Ella, Solomon and Spider come upon Max and take him along, forcing O'Connors to break off pursuit long enough to let them escape the building. Spider acts as a decoy to allow Ella and Solomon to get away. Atop a reservoir, Solomon urges Ella to seek out Lazarus and gives her the final ingredient for the antitoxin, before Ella jumps off and glides to safety, and O'Connors recaptures Solomon. Ella meets Lazarus, who is secretly O'Connors' personal aide Angela, and offers her cooperation in providing the world with the choice of an adaptive mutation for mankind's survival.

==Cast==
- Grace Van Dien as Ella McPhee
- Daniel Sharman as Eric O'Connors
- Keenan Arrison as Solomon
- Tafara Nyatsanza as Tully
- Nicole Fortuin as Angela / Lazarus
- Robyn Rossouw as Gina
- Tina Redman as "Spider"
- Clancy Brown as The Chairman
- Caleb Payne as Max
- Terri Lane as Russ
- Chris van Rensburg as Shiloh
- Natalie Robbie as Nurse Von Lilienfeld
- Greteli Fincham as Tamsin

==Production==
The concept for the film was in development for several years before being put to screen; production was originally scheduled to take place in 2019, but was postponed to be re-financed while Egan worked on her other sci-fi slate (starting with Glasshouse) in the meantime. Principal photography began in September 2021.

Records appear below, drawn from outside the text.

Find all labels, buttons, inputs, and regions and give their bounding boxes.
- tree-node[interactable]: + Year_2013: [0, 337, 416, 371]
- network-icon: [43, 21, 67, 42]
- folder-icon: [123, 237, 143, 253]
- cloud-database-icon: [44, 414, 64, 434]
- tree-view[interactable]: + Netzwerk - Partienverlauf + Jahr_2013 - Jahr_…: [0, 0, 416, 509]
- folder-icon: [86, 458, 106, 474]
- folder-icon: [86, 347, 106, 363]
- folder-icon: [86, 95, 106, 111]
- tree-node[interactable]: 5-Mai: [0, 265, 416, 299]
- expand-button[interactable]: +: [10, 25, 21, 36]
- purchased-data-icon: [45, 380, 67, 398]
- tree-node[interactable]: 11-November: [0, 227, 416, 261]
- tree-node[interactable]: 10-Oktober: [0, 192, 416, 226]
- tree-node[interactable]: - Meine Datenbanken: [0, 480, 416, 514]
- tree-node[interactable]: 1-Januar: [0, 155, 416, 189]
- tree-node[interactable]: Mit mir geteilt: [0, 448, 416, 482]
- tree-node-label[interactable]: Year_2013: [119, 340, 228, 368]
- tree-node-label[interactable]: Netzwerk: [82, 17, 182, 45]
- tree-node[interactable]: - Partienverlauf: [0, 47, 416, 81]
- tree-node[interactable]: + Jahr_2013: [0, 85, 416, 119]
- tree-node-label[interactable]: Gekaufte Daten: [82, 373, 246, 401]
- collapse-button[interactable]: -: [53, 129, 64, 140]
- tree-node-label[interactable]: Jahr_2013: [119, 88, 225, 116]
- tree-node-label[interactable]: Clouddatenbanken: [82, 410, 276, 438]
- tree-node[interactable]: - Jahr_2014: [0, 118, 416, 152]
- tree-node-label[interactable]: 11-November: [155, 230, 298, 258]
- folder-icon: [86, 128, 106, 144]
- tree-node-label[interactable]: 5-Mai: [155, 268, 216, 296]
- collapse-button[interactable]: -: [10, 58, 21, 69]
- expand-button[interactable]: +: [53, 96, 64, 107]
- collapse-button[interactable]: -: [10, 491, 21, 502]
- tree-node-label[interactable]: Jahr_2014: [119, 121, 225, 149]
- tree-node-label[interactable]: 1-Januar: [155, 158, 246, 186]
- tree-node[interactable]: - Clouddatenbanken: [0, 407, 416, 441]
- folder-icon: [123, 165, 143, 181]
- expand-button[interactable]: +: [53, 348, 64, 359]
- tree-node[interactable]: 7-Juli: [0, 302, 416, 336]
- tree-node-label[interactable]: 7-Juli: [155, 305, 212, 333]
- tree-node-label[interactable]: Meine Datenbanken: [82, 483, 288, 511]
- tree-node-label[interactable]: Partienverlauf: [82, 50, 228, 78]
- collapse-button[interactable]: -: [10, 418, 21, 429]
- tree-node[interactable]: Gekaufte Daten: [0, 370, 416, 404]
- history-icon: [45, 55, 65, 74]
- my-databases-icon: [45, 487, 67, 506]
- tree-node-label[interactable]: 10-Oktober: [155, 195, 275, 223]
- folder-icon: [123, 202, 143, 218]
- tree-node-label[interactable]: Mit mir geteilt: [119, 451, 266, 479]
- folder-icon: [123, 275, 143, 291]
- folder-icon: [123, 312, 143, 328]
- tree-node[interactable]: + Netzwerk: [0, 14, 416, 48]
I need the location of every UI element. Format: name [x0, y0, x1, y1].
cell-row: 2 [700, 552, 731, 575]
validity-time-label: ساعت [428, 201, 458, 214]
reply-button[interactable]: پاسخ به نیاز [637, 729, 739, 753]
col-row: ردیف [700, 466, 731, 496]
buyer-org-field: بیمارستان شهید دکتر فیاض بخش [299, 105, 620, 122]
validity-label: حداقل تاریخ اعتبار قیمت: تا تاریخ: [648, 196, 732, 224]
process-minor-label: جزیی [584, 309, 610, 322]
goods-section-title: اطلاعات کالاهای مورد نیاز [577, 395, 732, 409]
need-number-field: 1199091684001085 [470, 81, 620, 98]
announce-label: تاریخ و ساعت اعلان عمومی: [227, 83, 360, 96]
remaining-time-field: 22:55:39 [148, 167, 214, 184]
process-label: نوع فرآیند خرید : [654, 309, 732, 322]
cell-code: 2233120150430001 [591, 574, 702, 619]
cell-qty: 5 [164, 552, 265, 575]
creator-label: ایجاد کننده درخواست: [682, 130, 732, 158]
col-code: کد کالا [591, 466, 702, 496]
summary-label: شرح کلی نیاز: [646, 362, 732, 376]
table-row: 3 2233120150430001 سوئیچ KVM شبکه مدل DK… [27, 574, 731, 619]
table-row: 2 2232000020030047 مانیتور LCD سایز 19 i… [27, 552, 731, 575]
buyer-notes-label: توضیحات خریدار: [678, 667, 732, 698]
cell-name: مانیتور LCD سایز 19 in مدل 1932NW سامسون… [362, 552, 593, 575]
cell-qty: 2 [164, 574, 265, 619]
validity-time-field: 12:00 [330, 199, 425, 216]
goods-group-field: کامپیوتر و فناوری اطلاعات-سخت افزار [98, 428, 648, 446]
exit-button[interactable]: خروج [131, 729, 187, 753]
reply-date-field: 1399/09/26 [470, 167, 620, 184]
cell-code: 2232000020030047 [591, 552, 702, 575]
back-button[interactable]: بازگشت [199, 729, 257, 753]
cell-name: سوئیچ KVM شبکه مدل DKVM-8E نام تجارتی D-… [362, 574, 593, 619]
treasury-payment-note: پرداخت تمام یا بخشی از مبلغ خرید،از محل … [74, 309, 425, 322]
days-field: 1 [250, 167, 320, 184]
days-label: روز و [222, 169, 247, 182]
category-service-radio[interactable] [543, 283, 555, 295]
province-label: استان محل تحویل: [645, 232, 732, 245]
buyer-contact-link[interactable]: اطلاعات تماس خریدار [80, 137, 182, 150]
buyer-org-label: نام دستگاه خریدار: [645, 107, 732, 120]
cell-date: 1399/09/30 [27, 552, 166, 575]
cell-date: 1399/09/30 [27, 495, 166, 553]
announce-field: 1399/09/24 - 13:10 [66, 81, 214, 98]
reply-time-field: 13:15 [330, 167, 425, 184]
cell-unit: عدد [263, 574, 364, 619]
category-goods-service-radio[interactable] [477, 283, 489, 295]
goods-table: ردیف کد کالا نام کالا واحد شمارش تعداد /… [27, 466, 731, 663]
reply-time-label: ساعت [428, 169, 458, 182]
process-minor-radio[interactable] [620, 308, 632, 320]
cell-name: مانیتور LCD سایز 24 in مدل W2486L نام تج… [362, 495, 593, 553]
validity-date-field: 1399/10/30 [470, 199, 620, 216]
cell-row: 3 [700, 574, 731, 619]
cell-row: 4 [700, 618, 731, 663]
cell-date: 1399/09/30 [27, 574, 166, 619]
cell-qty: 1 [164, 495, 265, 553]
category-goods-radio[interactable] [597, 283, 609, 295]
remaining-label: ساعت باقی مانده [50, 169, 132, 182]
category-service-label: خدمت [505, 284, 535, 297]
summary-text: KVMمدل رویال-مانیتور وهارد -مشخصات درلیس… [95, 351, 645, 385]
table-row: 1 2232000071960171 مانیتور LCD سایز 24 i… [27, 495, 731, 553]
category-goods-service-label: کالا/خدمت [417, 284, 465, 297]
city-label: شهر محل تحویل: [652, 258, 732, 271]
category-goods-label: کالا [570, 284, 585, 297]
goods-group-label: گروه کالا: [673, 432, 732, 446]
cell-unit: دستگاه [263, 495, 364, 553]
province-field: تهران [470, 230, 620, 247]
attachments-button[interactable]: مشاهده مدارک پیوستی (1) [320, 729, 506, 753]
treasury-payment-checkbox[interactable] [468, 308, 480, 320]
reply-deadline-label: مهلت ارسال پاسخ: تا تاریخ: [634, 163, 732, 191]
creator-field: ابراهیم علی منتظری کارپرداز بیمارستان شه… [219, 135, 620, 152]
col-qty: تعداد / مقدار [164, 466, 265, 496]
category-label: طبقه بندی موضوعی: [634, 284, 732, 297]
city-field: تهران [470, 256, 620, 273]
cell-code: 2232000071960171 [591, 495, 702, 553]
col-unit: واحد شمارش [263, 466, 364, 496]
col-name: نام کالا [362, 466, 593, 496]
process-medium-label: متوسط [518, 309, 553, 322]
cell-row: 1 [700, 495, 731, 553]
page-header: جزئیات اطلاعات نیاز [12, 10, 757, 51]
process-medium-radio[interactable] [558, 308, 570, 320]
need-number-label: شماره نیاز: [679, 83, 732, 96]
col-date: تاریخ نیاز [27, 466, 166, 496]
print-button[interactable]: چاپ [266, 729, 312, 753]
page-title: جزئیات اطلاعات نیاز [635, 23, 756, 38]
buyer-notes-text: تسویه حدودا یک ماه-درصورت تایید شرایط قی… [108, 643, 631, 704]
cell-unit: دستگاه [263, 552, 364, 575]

The cast included Grace Van Dien, Daniel Sharman, Keenan Arrison, Tina Redman, Robyn Roussouw, Tafara Nyatsanza, Nicole Fortuin, Clancy Brown, and Caleb Payne.

==Release==
Test screenings began in February 2022 at the University of Pennsylvania's faculty of Cinema and Media Studies. At the 2023 Cannes Film Festival, it was announced The Exchange had acquired worldwide distribution rights to The Fix. The film premiered at the 2024 Chattanooga Film Festival's Closing Night. The film was released on video on demand on November 22, 2024.